Viscosity and confinement in magnetized plasma

TL;DR

This paper introduces a scalar viscosity approach in magnetized plasma, solving force density equations to reveal the relationship between viscosity and confinement phenomena, including transport barriers and pedestals.

Contribution

It proposes a novel scalar viscosity method and applies it to solve neoclassical force equations, providing insights into plasma confinement and transport phenomena.

Findings

High viscosity solutions are physically valid.

A clear link between viscosity and confinement modes is established.

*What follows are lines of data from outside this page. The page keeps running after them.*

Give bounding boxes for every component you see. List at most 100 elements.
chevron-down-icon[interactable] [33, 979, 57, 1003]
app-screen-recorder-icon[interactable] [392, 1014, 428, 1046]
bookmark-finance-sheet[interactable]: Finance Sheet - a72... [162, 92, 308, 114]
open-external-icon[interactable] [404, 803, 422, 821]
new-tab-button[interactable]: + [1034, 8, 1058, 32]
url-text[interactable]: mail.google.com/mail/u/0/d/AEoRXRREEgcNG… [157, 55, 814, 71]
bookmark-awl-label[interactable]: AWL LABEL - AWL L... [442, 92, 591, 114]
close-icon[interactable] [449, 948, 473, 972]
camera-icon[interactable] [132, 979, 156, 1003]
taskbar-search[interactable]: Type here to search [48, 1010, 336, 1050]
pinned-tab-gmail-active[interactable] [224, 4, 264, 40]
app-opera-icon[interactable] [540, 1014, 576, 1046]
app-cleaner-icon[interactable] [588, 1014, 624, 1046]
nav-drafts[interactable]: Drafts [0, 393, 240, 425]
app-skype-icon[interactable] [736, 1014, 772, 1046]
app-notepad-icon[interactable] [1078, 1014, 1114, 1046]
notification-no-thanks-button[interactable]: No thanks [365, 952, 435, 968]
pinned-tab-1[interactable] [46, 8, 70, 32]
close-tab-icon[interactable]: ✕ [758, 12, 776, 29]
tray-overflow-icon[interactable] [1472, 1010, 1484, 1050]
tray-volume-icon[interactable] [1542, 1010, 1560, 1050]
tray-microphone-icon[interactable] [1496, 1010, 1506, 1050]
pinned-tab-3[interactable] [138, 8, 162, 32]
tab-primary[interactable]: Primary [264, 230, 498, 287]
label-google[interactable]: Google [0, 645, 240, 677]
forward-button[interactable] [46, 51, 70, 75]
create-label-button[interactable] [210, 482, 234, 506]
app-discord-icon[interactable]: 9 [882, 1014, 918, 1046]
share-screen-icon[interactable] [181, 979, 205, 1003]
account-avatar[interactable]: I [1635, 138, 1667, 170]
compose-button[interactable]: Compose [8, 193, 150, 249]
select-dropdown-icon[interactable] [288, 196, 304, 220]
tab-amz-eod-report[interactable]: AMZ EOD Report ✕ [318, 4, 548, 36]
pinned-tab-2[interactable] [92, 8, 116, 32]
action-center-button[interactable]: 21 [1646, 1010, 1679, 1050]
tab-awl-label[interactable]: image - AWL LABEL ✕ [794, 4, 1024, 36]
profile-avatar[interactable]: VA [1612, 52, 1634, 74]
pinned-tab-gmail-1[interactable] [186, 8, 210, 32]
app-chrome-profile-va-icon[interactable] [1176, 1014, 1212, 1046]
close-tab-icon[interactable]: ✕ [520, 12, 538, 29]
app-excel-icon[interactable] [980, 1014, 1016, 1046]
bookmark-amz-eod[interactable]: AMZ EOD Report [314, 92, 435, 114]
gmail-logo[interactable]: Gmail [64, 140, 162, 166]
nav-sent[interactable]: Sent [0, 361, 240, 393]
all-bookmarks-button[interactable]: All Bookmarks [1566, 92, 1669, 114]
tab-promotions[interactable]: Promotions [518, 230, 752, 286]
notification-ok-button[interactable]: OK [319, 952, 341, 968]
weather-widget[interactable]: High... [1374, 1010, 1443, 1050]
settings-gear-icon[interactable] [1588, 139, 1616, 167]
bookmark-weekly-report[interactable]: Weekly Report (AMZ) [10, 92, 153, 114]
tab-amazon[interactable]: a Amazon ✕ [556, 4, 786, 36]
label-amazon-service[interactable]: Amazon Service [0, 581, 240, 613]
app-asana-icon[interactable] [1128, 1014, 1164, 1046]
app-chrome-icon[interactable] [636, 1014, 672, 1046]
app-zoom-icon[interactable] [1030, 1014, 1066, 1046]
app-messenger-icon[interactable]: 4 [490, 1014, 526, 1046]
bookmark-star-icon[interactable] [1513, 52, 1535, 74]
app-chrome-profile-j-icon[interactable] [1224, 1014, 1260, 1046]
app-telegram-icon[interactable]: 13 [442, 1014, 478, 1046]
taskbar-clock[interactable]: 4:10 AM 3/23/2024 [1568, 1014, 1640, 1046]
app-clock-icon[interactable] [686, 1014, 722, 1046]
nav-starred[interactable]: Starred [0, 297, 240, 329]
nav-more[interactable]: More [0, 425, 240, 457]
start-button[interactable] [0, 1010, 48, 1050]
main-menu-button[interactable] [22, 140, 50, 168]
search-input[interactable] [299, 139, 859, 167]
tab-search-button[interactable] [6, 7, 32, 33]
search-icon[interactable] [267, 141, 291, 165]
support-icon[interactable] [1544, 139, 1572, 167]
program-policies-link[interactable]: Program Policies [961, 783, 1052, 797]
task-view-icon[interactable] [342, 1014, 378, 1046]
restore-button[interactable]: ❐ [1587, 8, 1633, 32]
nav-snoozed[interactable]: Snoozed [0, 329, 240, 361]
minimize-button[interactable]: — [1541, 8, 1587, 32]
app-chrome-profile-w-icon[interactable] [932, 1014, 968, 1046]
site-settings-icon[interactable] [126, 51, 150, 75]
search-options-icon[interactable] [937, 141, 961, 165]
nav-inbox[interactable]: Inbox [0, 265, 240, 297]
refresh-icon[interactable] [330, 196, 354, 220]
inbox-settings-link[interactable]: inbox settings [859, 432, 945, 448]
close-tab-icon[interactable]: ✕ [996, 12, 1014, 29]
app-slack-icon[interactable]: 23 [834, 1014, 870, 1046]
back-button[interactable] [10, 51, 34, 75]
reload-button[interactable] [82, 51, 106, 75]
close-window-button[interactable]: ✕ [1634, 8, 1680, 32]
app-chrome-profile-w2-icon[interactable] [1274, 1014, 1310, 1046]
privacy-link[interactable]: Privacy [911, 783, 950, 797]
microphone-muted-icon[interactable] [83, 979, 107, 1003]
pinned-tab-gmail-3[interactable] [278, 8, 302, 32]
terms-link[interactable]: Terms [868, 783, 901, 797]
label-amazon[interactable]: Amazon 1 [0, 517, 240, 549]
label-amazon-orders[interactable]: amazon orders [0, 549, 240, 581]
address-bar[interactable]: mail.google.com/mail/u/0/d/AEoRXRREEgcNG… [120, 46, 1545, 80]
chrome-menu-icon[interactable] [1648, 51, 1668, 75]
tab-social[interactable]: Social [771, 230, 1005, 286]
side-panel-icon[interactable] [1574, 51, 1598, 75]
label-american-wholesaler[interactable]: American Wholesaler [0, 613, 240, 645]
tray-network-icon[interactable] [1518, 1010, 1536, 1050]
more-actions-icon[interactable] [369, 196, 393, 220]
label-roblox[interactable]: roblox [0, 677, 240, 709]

Gyroviscous effects are negligible compared to collisional viscosity.

Abstract

An alternative to the Braginskii decomposition is proposed, one rooted in treating the viscosity as a scalar quantity in a coordinate-free representation. With appropriate application to the rate-of-shear tensor, one may solve the neoclassical force density equations for its undetermined velocity dependence, as well as the radial and poloidal profiles mentioned in [R. W. Johnson, Phys. Plasmas, under review], using an improved poloidal expansion. The pseudoplastic behavior of magnetized plasma is again obtained, and the high viscosity solution is determined to be physical. A clear relationship between confinement mode and viscosity is observed, indicating a physical origin for transport barriers, pedestals, and other phenomena. The gyroviscous contribution is found to be an effect on the order of one one-thousandth of one percent of the dominant collisional viscosity.